Law department management narratives, theories and models (compared to economics)

The earliest economists, such as Adam Smith, David Ricardo and John Stuart Mill, wrote in natural language and used narrative to describe what they understood. Most of what we now understand about how law departments operate comes in narrative discourse. We read someone’s armchair ideas about good management and wade through anecdotes and descriptive articles and small aspects of the topic.

Later, more formal economists developed theories such as that of Keynes on government intervention in the economy. A theory specifies how the major elements of a situation fit together. For example, no careful theory explains how large a law department should be. Law department managers, academics and consultants have yet to articulate anything close to comprehensive, explanatory theories.

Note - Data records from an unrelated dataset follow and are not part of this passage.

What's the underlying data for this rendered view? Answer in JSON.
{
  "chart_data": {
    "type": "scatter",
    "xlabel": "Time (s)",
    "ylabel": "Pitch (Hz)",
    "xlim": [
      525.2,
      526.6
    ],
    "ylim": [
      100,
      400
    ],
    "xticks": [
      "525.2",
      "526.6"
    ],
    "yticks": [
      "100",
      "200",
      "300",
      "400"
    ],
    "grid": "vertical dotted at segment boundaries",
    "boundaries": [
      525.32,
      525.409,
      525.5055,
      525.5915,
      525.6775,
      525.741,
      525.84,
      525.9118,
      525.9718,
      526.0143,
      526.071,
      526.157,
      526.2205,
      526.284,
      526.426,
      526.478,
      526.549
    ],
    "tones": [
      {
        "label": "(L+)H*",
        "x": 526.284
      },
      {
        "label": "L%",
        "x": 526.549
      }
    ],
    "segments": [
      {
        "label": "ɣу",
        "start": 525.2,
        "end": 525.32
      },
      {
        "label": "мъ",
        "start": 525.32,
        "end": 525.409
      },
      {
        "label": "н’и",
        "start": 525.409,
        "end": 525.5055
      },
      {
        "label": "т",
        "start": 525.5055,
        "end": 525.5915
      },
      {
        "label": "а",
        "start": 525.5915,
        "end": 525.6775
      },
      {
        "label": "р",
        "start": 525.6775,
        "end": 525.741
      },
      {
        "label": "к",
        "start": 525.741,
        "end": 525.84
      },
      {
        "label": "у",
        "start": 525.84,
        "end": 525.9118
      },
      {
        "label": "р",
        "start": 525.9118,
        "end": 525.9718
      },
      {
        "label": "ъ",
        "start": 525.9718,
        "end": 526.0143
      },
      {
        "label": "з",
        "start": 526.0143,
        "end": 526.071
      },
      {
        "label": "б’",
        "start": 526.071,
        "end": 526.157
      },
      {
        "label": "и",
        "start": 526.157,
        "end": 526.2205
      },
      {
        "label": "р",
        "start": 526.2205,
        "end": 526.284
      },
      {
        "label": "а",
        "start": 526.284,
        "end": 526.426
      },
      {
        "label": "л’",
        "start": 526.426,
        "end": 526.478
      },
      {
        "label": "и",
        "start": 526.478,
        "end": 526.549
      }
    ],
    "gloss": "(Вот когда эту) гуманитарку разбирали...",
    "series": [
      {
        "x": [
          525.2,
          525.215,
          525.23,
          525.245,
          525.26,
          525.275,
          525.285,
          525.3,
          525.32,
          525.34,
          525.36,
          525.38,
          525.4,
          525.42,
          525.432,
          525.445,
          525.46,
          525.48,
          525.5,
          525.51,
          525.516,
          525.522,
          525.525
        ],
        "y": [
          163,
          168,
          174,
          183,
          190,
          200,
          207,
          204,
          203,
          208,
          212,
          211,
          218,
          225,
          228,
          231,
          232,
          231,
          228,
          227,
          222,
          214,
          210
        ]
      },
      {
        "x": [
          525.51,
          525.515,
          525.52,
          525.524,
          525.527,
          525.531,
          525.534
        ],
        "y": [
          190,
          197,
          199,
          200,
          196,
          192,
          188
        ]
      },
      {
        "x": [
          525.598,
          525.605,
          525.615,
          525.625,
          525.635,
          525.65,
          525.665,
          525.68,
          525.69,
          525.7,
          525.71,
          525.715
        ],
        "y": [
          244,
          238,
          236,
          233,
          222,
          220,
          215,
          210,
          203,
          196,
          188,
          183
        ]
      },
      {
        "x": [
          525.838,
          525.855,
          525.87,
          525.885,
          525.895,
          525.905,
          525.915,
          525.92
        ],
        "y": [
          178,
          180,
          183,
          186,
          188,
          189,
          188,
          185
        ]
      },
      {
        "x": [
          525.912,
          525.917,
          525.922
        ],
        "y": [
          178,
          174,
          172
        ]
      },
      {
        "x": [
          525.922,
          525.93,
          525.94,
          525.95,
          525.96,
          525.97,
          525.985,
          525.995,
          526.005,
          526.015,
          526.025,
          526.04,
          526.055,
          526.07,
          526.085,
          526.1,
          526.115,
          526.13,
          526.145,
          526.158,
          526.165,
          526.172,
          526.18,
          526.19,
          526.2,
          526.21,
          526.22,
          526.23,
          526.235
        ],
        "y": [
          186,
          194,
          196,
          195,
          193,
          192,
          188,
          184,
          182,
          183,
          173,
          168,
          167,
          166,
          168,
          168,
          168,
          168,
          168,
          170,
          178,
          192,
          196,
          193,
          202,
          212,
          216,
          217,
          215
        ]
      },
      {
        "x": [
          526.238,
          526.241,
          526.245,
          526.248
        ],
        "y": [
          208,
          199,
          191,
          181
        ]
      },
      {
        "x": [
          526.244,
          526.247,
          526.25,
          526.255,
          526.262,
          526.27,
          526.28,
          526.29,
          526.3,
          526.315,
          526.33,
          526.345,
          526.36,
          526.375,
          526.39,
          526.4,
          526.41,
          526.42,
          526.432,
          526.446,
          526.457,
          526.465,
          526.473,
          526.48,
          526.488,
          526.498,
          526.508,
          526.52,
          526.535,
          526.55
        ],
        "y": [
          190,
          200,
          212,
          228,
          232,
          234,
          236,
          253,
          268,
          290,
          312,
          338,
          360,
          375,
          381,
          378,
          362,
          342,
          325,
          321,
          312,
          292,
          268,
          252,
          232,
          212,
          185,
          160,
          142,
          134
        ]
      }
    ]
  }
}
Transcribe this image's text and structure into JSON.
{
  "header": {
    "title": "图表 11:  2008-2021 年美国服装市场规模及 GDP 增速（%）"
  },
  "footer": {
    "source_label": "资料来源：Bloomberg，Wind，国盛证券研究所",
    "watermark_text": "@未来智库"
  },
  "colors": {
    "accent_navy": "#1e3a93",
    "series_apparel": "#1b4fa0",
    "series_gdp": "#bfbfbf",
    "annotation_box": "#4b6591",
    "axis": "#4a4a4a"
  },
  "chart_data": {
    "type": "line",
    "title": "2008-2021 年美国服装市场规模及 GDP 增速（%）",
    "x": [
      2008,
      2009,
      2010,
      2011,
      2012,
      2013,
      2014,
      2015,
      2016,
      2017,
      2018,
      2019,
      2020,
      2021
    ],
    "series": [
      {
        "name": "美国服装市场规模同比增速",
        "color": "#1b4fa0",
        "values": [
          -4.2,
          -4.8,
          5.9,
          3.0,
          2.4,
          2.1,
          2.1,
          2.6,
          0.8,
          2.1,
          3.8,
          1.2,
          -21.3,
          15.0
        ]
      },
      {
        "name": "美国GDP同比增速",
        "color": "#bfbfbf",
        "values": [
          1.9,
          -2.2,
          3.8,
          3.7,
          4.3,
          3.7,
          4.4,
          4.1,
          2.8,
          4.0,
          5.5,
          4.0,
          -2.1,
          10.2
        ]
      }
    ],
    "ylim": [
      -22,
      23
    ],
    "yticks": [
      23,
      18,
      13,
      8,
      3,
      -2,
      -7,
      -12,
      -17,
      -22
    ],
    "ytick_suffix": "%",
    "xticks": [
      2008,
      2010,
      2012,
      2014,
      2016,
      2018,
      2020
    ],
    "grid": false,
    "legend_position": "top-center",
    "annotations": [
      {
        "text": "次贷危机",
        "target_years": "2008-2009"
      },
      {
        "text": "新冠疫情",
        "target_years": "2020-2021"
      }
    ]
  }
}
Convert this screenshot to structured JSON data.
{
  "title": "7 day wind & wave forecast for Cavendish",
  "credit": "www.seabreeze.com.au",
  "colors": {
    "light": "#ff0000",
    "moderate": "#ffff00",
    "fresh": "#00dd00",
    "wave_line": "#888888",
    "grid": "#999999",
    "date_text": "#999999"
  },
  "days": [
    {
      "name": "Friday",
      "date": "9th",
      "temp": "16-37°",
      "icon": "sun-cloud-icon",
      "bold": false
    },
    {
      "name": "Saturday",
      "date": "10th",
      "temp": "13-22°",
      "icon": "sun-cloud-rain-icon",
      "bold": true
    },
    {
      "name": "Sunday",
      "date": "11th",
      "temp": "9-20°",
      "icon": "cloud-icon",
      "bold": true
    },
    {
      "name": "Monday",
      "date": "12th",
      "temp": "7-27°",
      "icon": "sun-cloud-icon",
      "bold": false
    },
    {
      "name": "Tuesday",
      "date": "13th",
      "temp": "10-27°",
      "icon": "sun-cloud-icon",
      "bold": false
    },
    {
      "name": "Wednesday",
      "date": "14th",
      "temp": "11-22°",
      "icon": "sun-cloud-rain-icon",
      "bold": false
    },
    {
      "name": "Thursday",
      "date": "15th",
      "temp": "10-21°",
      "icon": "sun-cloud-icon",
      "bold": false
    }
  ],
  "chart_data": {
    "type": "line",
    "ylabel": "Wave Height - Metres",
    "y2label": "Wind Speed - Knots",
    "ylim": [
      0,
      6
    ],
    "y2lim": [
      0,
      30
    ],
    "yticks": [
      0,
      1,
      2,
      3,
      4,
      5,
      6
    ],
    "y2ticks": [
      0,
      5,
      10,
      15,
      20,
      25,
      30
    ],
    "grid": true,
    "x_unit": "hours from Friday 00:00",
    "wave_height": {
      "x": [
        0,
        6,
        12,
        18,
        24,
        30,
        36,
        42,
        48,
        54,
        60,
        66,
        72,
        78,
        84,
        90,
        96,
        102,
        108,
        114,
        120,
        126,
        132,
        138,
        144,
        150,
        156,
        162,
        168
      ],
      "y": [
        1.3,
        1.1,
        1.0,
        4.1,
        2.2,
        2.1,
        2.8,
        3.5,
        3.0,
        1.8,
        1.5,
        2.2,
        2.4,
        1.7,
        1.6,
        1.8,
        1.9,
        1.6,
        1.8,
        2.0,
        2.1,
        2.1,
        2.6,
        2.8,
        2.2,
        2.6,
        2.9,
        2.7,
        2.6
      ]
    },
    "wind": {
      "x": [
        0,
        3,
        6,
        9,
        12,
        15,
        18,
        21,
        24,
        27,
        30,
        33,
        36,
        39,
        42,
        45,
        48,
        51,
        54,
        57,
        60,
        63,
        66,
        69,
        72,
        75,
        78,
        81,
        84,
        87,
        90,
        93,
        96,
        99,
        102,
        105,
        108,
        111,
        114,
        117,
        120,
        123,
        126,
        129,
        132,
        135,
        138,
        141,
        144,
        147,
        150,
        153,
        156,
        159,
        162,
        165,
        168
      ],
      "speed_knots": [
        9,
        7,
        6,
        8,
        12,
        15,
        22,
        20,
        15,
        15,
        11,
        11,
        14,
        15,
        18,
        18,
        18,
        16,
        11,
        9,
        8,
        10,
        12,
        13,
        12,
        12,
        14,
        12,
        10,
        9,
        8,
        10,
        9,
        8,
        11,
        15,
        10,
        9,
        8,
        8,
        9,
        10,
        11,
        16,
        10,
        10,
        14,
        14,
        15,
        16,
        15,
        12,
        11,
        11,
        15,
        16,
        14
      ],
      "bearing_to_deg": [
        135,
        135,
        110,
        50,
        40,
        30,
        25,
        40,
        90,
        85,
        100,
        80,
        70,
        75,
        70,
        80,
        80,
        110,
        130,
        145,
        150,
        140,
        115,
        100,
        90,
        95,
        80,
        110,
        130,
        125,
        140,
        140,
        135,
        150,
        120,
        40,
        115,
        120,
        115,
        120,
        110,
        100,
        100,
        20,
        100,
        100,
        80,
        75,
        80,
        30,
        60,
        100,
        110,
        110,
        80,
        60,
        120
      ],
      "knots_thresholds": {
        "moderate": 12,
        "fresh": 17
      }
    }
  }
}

Most recently, mathematical models allow economists to specify the inter-workings of a system and quantify their roles. A model “must be stringent if it is to be of any use. Assumptions must be sufficiently simple and precise to allow the play of logic and mathematics, yet not so restricted as to eliminate the mechanism itself,” David Warsh, Knowledge and the Wealth of Nations: A Story of Economic Discovery (Norton 2006 at 143).

Drivers of litigation costs may someday be modeled. Process maps might now be considered a meld of theory and model (See my post of Aug. 28, 2005 with some criticisms.), but we are years away from mathematical models of law department management.